Pékin a haussé le ton ce mardi face à la détérioration rapide de la situation au Moyen-Orient, en avertissant que les attaques contre les installations nucléaires iraniennes pourraient entraîner des « conséquences d’une gravité incommensurable » pour la paix et la stabilité régionales. La réaction chinoise intervient dans un contexte d’intensification des opérations militaires menées par les États-Unis et Israël contre plusieurs sites stratégiques iraniens, notamment des infrastructures énergétiques et nucléaires, alors que Téhéran affirme que la centrale de Bushehr a de nouveau été visée ces derniers jours.
Lors de son point de presse quotidien, la porte-parole du ministère chinois des Affaires étrangères, Mao Ning, a dénoncé des frappes qui, selon Pékin, violent directement les principes de la Charte des Nations unies, le droit international ainsi que le statut de l’Agence internationale de l’énergie atomique (AIEA). La diplomatie chinoise insiste particulièrement sur le fait que les installations nucléaires civiles placées sous la supervision de l’AIEA ne sauraient être considérées comme des cibles militaires ordinaires. Pékin estime qu’une telle dérive menace non seulement la sécurité immédiate du Golfe, mais affaiblit également le régime international de non-prolifération, pilier essentiel de l’équilibre stratégique mondial.

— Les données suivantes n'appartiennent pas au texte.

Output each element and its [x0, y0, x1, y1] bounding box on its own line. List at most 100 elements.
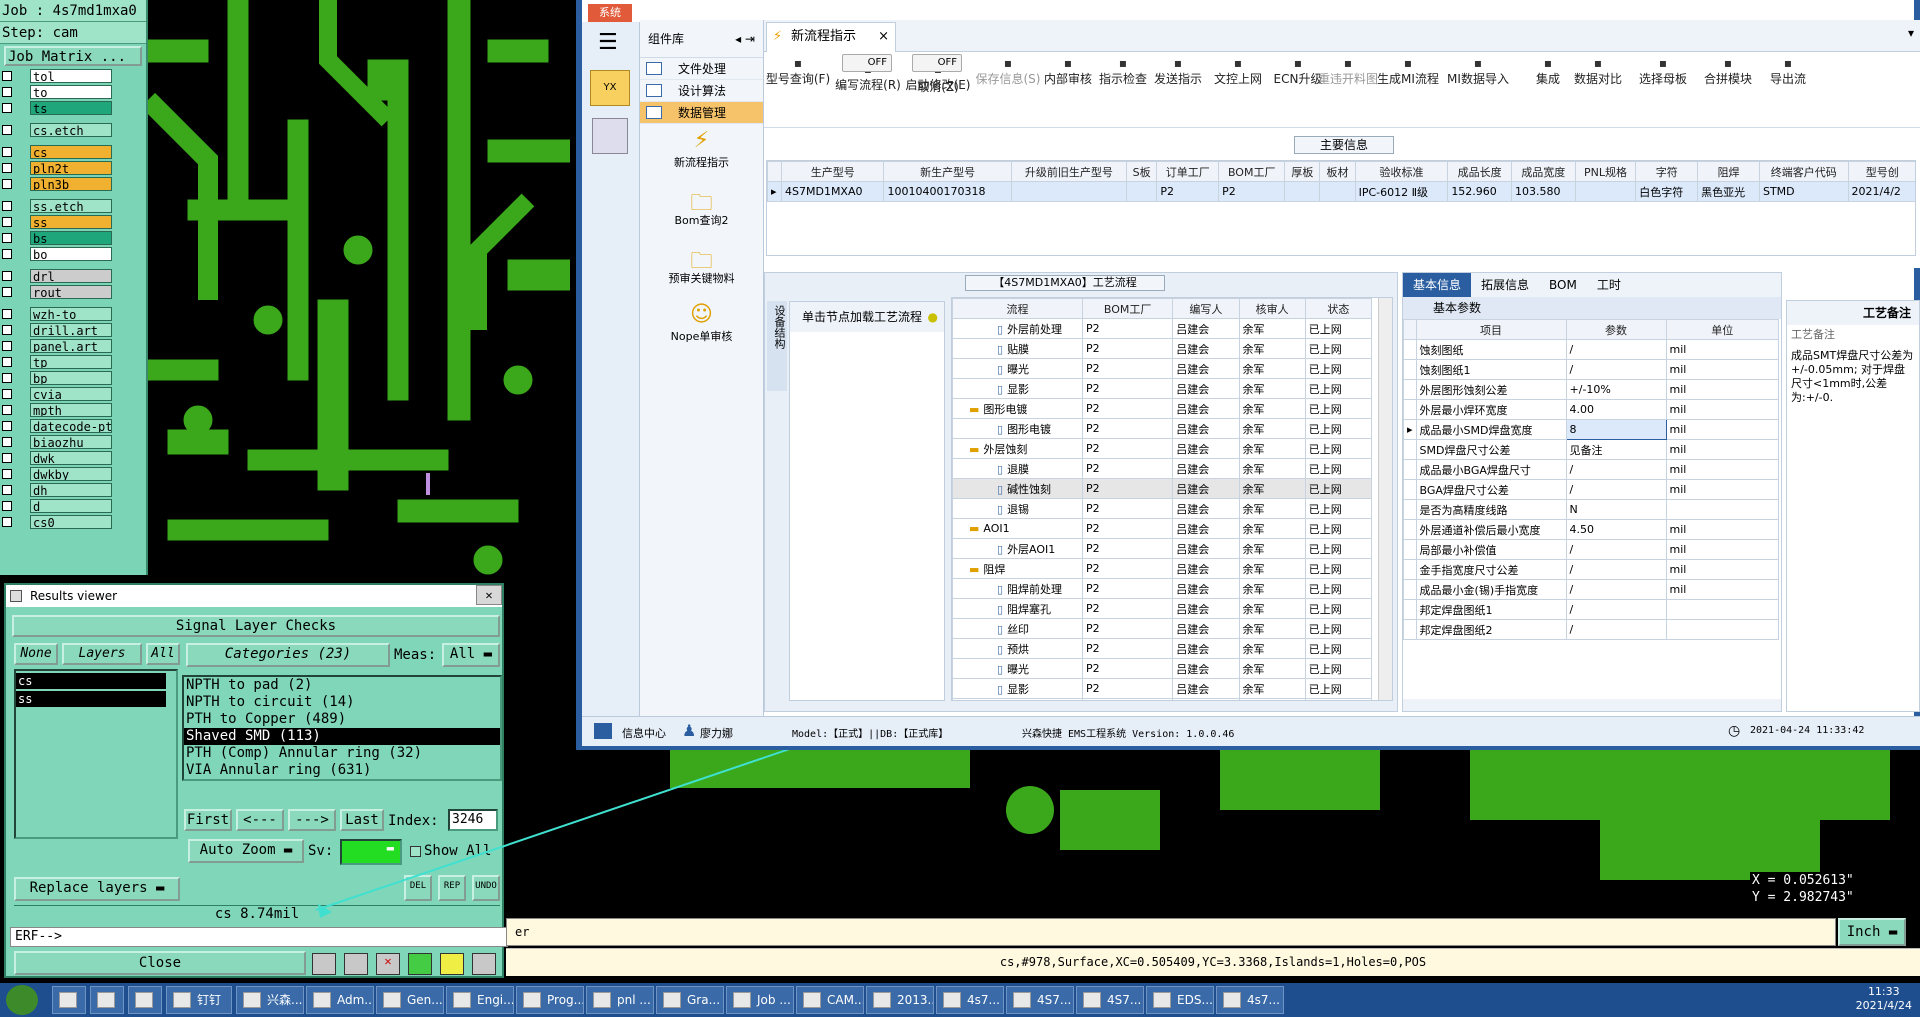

La centrale de Bushehr, construite avec l’appui de la Russie sur la côte sud de l’Iran, concentre désormais les inquiétudes internationales. Moscou a récemment fait état d’une détérioration progressive de l’installation après plusieurs frappes intervenues en moins de deux semaines. Un éventuel endommagement majeur d’un tel site pourrait avoir des répercussions bien au-delà des frontières iraniennes, tant sur le plan environnemental que sur le plan énergétique, dans une zone névralgique pour l’approvisionnement mondial en hydrocarbures.
Au-delà de la dimension sécuritaire, la Chine redoute aussi les effets économiques d’une escalade incontrôlée. Le détroit d’Ormuz, passage stratégique par lequel transite une part considérable du pétrole mondial, demeure sous tension. Les menaces iraniennes sur la circulation maritime, les projets de taxation du passage des navires et les frappes contre des infrastructures énergétiques dans le Golfe ont déjà provoqué une flambée des prix du pétrole sur les marchés internationaux. Pour Pékin, premier importateur asiatique d’énergie et partenaire commercial majeur de Téhéran, la stabilité de cette route maritime revêt un enjeu vital.
Dans ce contexte explosif, la Chine réaffirme son attachement à une solution politique et diplomatique du dossier nucléaire iranien. Pékin appelle à la retenue, à la désescalade et à la reprise immédiate du dialogue, tout en cherchant à se positionner comme acteur d’équilibre dans une crise qui menace de s’étendre à l’ensemble de la région. Son avertissement, formulé dans des termes particulièrement fermes, traduit autant une préoccupation géopolitique qu’une inquiétude économique face à un conflit dont les répercussions pourraient se faire sentir bien au-delà du Moyen-Orient.